John Kopalov/FilmMagic; Mike Marsland/Mike Marsland/WireImage
Tallulah Willis has opened up about her father Bruce Willis’ dementia, sharing how she struggled to stay present with her family during the early stages of his diagnosis.
In February, the Willis family announced that Bruce had been diagnosed with frontotemporal dementia (FTD), a rare disease that will greatly affect the actor’s quality of life. This news came almost a year after his family said that Die hard The actor would “step away” from his career after being diagnosed with “aphasia,” which was “affecting his cognitive abilities.”
In the first person essay of Vogue magazineIn Exclaim!, Willis writes of how she “knew something was wrong for a long time.”
It started with a kind of vague unresponsiveness, which the family compensated for with Hollywood hearing loss: ‘Speak! Die hard Messing with my dad’s ears,” Willis penned. “Later, the unresponsiveness widened, and sometimes I took it personally.”
She continued, “He’s fathered two kids with my stepmother, Emma Heming Willis, and I thought he’d lost interest in me. Although that couldn’t be further from the truth, my teenage brain tortured itself with some wrong math: I’m not pretty enough for my mom.” I don’t care enough about my dad.”
Willis, the youngest of Bruce Willis and Demi Moore’s three daughters, said she struggled to accept Bruce’s worsening condition due to her four-year battle with anorexia nervosa, and an ADHD diagnosis.
“I admit I’ve met Bruce’s decline in recent years with a share of avoidance and denial of which I’m not proud,” Willis said. “The truth is, I was too sick to handle it… While I was enveloped in bugs in my body, bragging about it on Instagram, my dad was quietly struggling.”
In the summer of 2021, she is forced to confront the reality of her father’s illness during a wedding on Martha’s Vineyard when the father of the bride gives a speech.

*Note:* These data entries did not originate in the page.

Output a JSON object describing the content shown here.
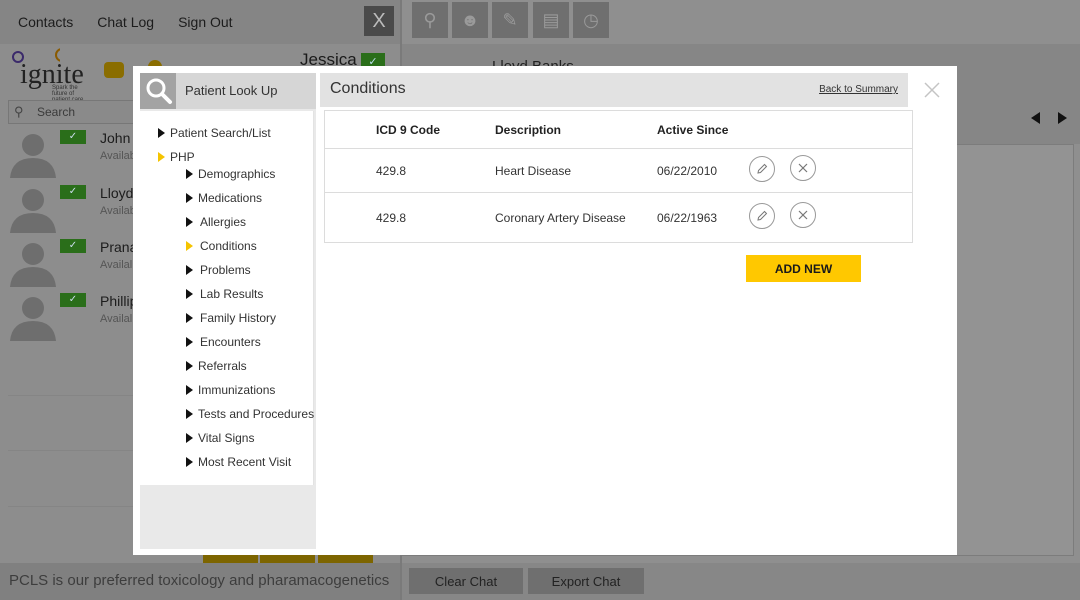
{
  "nav": {
    "items": [
      "Contacts",
      "Chat Log",
      "Sign Out"
    ],
    "close": "X"
  },
  "logo": {
    "word": "ignite",
    "tagline": "Spark the future of patient care"
  },
  "user": {
    "name": "Jessica",
    "status_check": "✓"
  },
  "search": {
    "placeholder": "Search"
  },
  "contacts": [
    {
      "name": "John",
      "status": "Availab"
    },
    {
      "name": "Lloyd",
      "status": "Availab"
    },
    {
      "name": "Prana",
      "status": "Availal"
    },
    {
      "name": "Phillip",
      "status": "Availal"
    }
  ],
  "ticker": "PCLS is our preferred toxicology and pharamacogenetics",
  "chat": {
    "patient_name": "Lloyd Banks",
    "clear_label": "Clear Chat",
    "export_label": "Export Chat"
  },
  "modal": {
    "lookup_title": "Patient Look Up",
    "tree": {
      "patient_search": "Patient Search/List",
      "php": "PHP",
      "children": [
        "Demographics",
        "Medications",
        "Allergies",
        "Conditions",
        "Problems",
        "Lab Results",
        "Family History",
        "Encounters",
        "Referrals",
        "Immunizations",
        "Tests and Procedures",
        "Vital Signs",
        "Most Recent Visit"
      ],
      "active": "Conditions"
    },
    "conditions_title": "Conditions",
    "back_link": "Back to Summary",
    "columns": [
      "ICD 9 Code",
      "Description",
      "Active Since"
    ],
    "rows": [
      {
        "code": "429.8",
        "description": "Heart Disease",
        "since": "06/22/2010"
      },
      {
        "code": "429.8",
        "description": "Coronary Artery Disease",
        "since": "06/22/1963"
      }
    ],
    "add_new_label": "ADD NEW"
  },
  "colors": {
    "accent": "#ffc800",
    "status_green": "#2a6e1a",
    "overlay_gray": "#8d8d8d"
  }
}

Suddenly I realized I would never have this moment, my dad talking about me in adulthood at my wedding. It was devastating. I left the dinner table, walked out, cried in the bushes.
Willis, who is in recovery from an eating disorder, said she is able to navigate her relationship with her father from a healthier perspective.
“I now have the tools to be present in all aspects of my life, especially in my relationship with my father,” Willis said. “I could bring him a bright, sunny energy, no matter where I was. In the past I was so afraid that grief would destroy me, but finally I felt I could show up and be relied upon.”